Another day we jumped on a hydrofoil and sailed to a neighboring island called Hydra. Hydra was unique because there were no cars on the island. If you wanted to get to the top, you had to hire a donkey. We all rode them to the top, and the sight of us atop the mules made us laugh until our sides split. After walking around, having lunch and stopping in the local stores, we came upon a cliff where adults and children were jumping off into the water below. We hadn’t anticipated a swim, so we didn’t have suits. We noticed that plenty of people just jumped in with their clothes on, so we figured why not? The cliff had different levels, so the kids and I chose the lower cliff and Tony climbed up to the top to the cheers of the other bathers. We splashed and laughed the day away.
After ten days, our idyllic vacation ended too soon. We planned to visit Athens before we left for home, to see the Acropolis and tour the city. We arranged to travel by high-speed ferry to the Port of Piraeus. We were sad to go. It had begun to feel like we were a part of the island that seemed so foreign when we first arrived. We made connections with the local people. As we passed each other on the street, we wished each other good morning or good evening (in Greek of course). We gave each other huge smiles and shared pleasantries. We adopted the practice of taking naps during the sweltering heat of the afternoon. The siestas gave us the energy to walk into town to enjoy the cooler evenings and nightlife of the island. My children began to appreciate the culture of a new place, and as the vacation progressed, I observed how much they had grown. The girls, who were such picky eaters, wanted to taste the local cuisine. They came away with a new appreciation for seafood because it was so prevalent and delicious. We couldn’t wait to start our daily adventures by reading maps and selecting what beach to visit, making detailed plans and explorations. They began to absorb the notion that experiences are more significant than material gifts and that pieces of destinations stay with you long after your return home to regular routines.

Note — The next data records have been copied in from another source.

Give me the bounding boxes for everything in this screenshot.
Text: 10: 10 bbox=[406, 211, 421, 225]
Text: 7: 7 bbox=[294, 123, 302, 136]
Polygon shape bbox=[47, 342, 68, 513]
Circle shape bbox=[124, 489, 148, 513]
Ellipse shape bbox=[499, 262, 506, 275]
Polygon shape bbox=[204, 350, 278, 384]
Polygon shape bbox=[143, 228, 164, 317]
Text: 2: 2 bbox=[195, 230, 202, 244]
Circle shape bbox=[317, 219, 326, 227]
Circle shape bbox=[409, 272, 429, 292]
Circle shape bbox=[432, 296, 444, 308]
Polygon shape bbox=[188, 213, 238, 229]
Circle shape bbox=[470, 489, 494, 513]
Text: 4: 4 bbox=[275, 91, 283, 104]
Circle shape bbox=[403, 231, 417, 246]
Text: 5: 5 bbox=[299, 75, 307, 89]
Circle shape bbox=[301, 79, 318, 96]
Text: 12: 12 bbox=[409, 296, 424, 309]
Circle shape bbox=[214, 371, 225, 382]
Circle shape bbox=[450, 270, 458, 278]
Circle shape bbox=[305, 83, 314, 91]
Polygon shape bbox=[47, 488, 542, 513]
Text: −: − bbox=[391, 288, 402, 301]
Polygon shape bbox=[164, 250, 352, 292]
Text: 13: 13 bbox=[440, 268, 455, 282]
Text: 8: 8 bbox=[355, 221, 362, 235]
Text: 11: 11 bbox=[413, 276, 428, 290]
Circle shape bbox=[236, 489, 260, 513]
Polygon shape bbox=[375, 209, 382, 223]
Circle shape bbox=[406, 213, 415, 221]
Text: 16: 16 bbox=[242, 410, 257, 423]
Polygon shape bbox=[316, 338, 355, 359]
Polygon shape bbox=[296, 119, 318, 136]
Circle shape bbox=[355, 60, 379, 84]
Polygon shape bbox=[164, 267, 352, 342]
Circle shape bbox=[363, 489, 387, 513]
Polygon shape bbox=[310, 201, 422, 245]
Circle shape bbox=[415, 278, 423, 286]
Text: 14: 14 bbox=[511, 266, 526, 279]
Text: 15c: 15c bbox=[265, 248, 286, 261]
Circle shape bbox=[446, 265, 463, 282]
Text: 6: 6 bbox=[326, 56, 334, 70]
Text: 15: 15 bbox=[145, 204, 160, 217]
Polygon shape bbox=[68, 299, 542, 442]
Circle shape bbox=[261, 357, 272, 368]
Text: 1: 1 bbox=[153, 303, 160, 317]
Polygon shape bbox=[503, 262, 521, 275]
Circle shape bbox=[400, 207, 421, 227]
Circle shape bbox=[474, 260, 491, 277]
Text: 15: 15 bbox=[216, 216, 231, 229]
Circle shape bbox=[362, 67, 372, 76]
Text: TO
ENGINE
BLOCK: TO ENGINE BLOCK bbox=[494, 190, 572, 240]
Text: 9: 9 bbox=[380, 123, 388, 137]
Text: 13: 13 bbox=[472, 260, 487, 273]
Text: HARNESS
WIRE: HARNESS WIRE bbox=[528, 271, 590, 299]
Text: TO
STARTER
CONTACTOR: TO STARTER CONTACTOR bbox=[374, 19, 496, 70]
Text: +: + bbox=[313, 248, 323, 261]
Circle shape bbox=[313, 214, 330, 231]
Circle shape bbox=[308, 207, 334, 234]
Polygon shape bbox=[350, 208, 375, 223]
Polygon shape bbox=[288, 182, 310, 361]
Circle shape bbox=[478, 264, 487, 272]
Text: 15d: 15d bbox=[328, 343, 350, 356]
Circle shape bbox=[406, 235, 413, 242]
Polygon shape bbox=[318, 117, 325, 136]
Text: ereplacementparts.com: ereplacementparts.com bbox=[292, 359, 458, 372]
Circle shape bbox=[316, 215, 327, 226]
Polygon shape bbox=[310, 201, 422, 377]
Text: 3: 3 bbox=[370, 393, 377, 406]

As the wheels retracted into the plane and soared through the air back to home, I recalled how travel helps you form new perspectives. I was nervous about taking my children out of their comfort zone, and the country, but it was worth it. Our trip strengthened our family bond because we worked together to design our daily excursions and formed unforgettable memories. We grew closer because of our shared experience marveling at the beauty and the history of Greece. Living in Spetses for ten days changed us like I hoped it would.